Adjustable Rate Mortgages (ARM)

An ARM is a mortgage with an interest rate that may increase or decrease periodically.

Why you should consider an ARM:

  • Lower rate equals lower payments
  • It will allow to take advantage of falling rates without refinancing
  • It could be cheaper for homeowners who don't plan on living in one place for a very long time 
  • Most consumers refinance every 3-5 years, so it is better if you plan to move, remodel, retire, etc..
  • Real Estate Loan Checklist

An adjustable rate mortgage (ARM) has a fluctuating interest rate after the fixed rate period has expired. For example, a 7/1 ARM means that for the first seven years of your loan, the introductory rate will be fixed (that is the 7 in 7/1). After that, the interest rate can change every year (that is the 1 with rate change in 7/1).

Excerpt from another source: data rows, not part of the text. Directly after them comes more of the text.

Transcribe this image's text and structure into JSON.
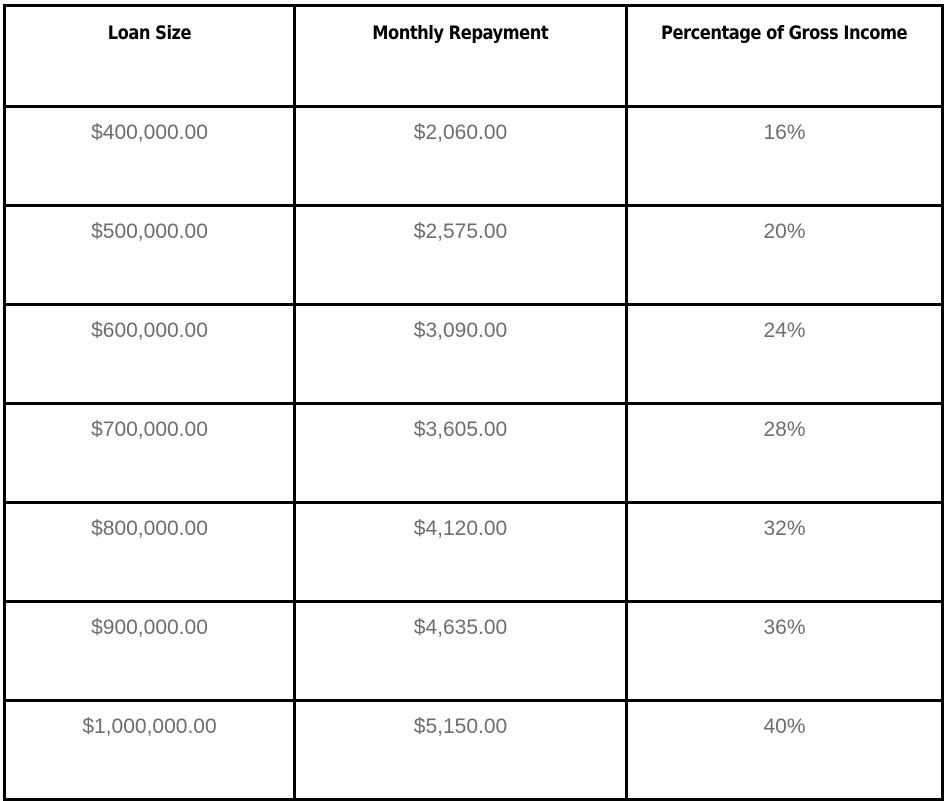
{
  "table": {
    "headers": [
      "Loan Size",
      "Monthly Repayment",
      "Percentage of Gross Income"
    ],
    "rows": [
      [
        "$400,000.00",
        "$2,060.00",
        "16%"
      ],
      [
        "$500,000.00",
        "$2,575.00",
        "20%"
      ],
      [
        "$600,000.00",
        "$3,090.00",
        "24%"
      ],
      [
        "$700,000.00",
        "$3,605.00",
        "28%"
      ],
      [
        "$800,000.00",
        "$4,120.00",
        "32%"
      ],
      [
        "$900,000.00",
        "$4,635.00",
        "36%"
      ],
      [
        "$1,000,000.00",
        "$5,150.00",
        "40%"
      ]
    ]
  },
  "colors": {
    "border": "#000000",
    "header_text": "#000000",
    "cell_text": "#6e6e6e",
    "background": "#ffffff"
  }
}
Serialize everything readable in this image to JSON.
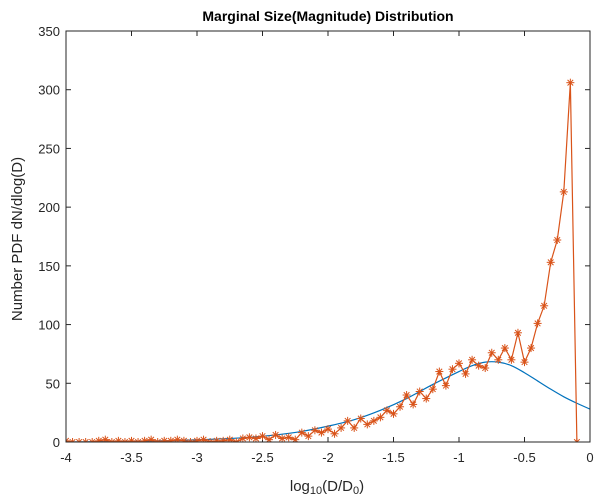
{
  "chart_data": {
    "type": "line",
    "title": "Marginal Size(Magnitude) Distribution",
    "xlabel": {
      "main": "log",
      "sub": "10",
      "middle": "(D/D",
      "sub2": "0",
      "end": ")"
    },
    "ylabel": "Number PDF dN/dlog(D)",
    "xlim": [
      -4,
      0
    ],
    "ylim": [
      0,
      350
    ],
    "xticks": [
      {
        "value": -4,
        "label": "-4"
      },
      {
        "value": -3.5,
        "label": "-3.5"
      },
      {
        "value": -3,
        "label": "-3"
      },
      {
        "value": -2.5,
        "label": "-2.5"
      },
      {
        "value": -2,
        "label": "-2"
      },
      {
        "value": -1.5,
        "label": "-1.5"
      },
      {
        "value": -1,
        "label": "-1"
      },
      {
        "value": -0.5,
        "label": "-0.5"
      },
      {
        "value": 0,
        "label": "0"
      }
    ],
    "yticks": [
      {
        "value": 0,
        "label": "0"
      },
      {
        "value": 50,
        "label": "50"
      },
      {
        "value": 100,
        "label": "100"
      },
      {
        "value": 150,
        "label": "150"
      },
      {
        "value": 200,
        "label": "200"
      },
      {
        "value": 250,
        "label": "250"
      },
      {
        "value": 300,
        "label": "300"
      },
      {
        "value": 350,
        "label": "350"
      }
    ],
    "grid": false,
    "series": [
      {
        "style": "line",
        "color": "#0072BD",
        "x": [
          -4.0,
          -3.8,
          -3.6,
          -3.4,
          -3.2,
          -3.0,
          -2.8,
          -2.6,
          -2.4,
          -2.2,
          -2.0,
          -1.8,
          -1.6,
          -1.4,
          -1.2,
          -1.0,
          -0.9,
          -0.8,
          -0.7,
          -0.6,
          -0.5,
          -0.4,
          -0.3,
          -0.2,
          -0.1,
          0.0
        ],
        "y": [
          0,
          0.2,
          0.5,
          0.8,
          1.2,
          1.8,
          2.7,
          4.0,
          6.0,
          9.0,
          13.5,
          19.0,
          27.0,
          37.0,
          49.0,
          60.0,
          65.0,
          68.0,
          68.0,
          65.0,
          59.0,
          52.0,
          45.0,
          38.5,
          33.0,
          28.0
        ]
      },
      {
        "style": "line-marker",
        "marker": "asterisk",
        "color": "#D95319",
        "x": [
          -4.0,
          -3.95,
          -3.9,
          -3.85,
          -3.8,
          -3.75,
          -3.7,
          -3.65,
          -3.6,
          -3.55,
          -3.5,
          -3.45,
          -3.4,
          -3.35,
          -3.3,
          -3.25,
          -3.2,
          -3.15,
          -3.1,
          -3.05,
          -3.0,
          -2.95,
          -2.9,
          -2.85,
          -2.8,
          -2.75,
          -2.7,
          -2.65,
          -2.6,
          -2.55,
          -2.5,
          -2.45,
          -2.4,
          -2.35,
          -2.3,
          -2.25,
          -2.2,
          -2.15,
          -2.1,
          -2.05,
          -2.0,
          -1.95,
          -1.9,
          -1.85,
          -1.8,
          -1.75,
          -1.7,
          -1.65,
          -1.6,
          -1.55,
          -1.5,
          -1.45,
          -1.4,
          -1.35,
          -1.3,
          -1.25,
          -1.2,
          -1.15,
          -1.1,
          -1.05,
          -1.0,
          -0.95,
          -0.9,
          -0.85,
          -0.8,
          -0.75,
          -0.7,
          -0.65,
          -0.6,
          -0.55,
          -0.5,
          -0.45,
          -0.4,
          -0.35,
          -0.3,
          -0.25,
          -0.2,
          -0.15
        ],
        "y": [
          1,
          0,
          0,
          0,
          0,
          1,
          2,
          0,
          1,
          0,
          1,
          0,
          1,
          2,
          0,
          1,
          1,
          2,
          1,
          0,
          1,
          2,
          0,
          1,
          1,
          2,
          0,
          3,
          4,
          3,
          5,
          2,
          6,
          3,
          4,
          2,
          8,
          5,
          10,
          8,
          11,
          7,
          12,
          18,
          12,
          20,
          15,
          18,
          21,
          27,
          24,
          30,
          40,
          32,
          43,
          37,
          45,
          60,
          48,
          62,
          67,
          58,
          70,
          65,
          63,
          76,
          70,
          80,
          70,
          93,
          68,
          80,
          101,
          116,
          153,
          172,
          213,
          306
        ]
      }
    ],
    "tail": {
      "x": [
        -0.1
      ],
      "y": [
        0
      ]
    }
  }
}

The reason for the fluctuation is that the interest rate moves up or down along with the index it is tied to. The loan will identify which index the ARM follows as well as the rate cap. The rate cap is the amount by which rates and payments can change – this will protect you from steep year-to-year increases.

There are many ARM products to consider:

1-Year ARM features:

  • Maximum of 2% initial rate change after introductory term
  • Maximum of 2% rate change per year, each additional year
  • Maximum of 6% total rate change over the life of the loan

3/1 Fixed/Adjustable features:

  • Fixed rate for first 3 years, variable for remaining 27 years; review period – 12 months
  • Conforming loans defined up to $750,000 and jumbo loans available
  • Maximum of 2% initial rate change after introductory term
  • Maximum of 2% rate change per year, each additional year
  • Maximum of 6% total rate change over the life of the loan

5/1 Fixed/Adjustable features: 

  • Fixed rate for first 5 years, variable for remaining 25 years; review period – 12 months
  • Conforming loans defined up to $750,000 and jumbo loans available
  • Maximum of 2% initial rate change after introductory term
  • Maximum of 2% rate change per year, each additional year
  • Maximum of 5% total rate change over the life of the loan

5/5 Fixed/Adjustable features:  

  • Fixed rate for first 5 years, then adjusts and is fixed for another 5 years. Adjustments occur every 5 years.
  • Conforming loans defined up to $750,000 and jumbo loans available
  • Maximum of 2% initial rate change after introductory term
  • Maximum of 2% rate change every 5 years
  • Maximum of 5% total rate change over the life of the loan

7/1 Fixed/Adjustable features: 

  • Fixed rate for first 7 years, variable for remaining 23 years
  • Conforming loans defined up to $750,000 and jumbo loans available
  • Maximum of 2% initial rate change after introductory term
  • Maximum of 2% rate change per year, each additional year
  • Maximum of 5% total rate change over the life of the loan

A fixed rate loan, is one that never adjusts. Now that you know about the differences between an ARM and a fixed rate mortgage, you’re better able to figure out which option works best for your situation.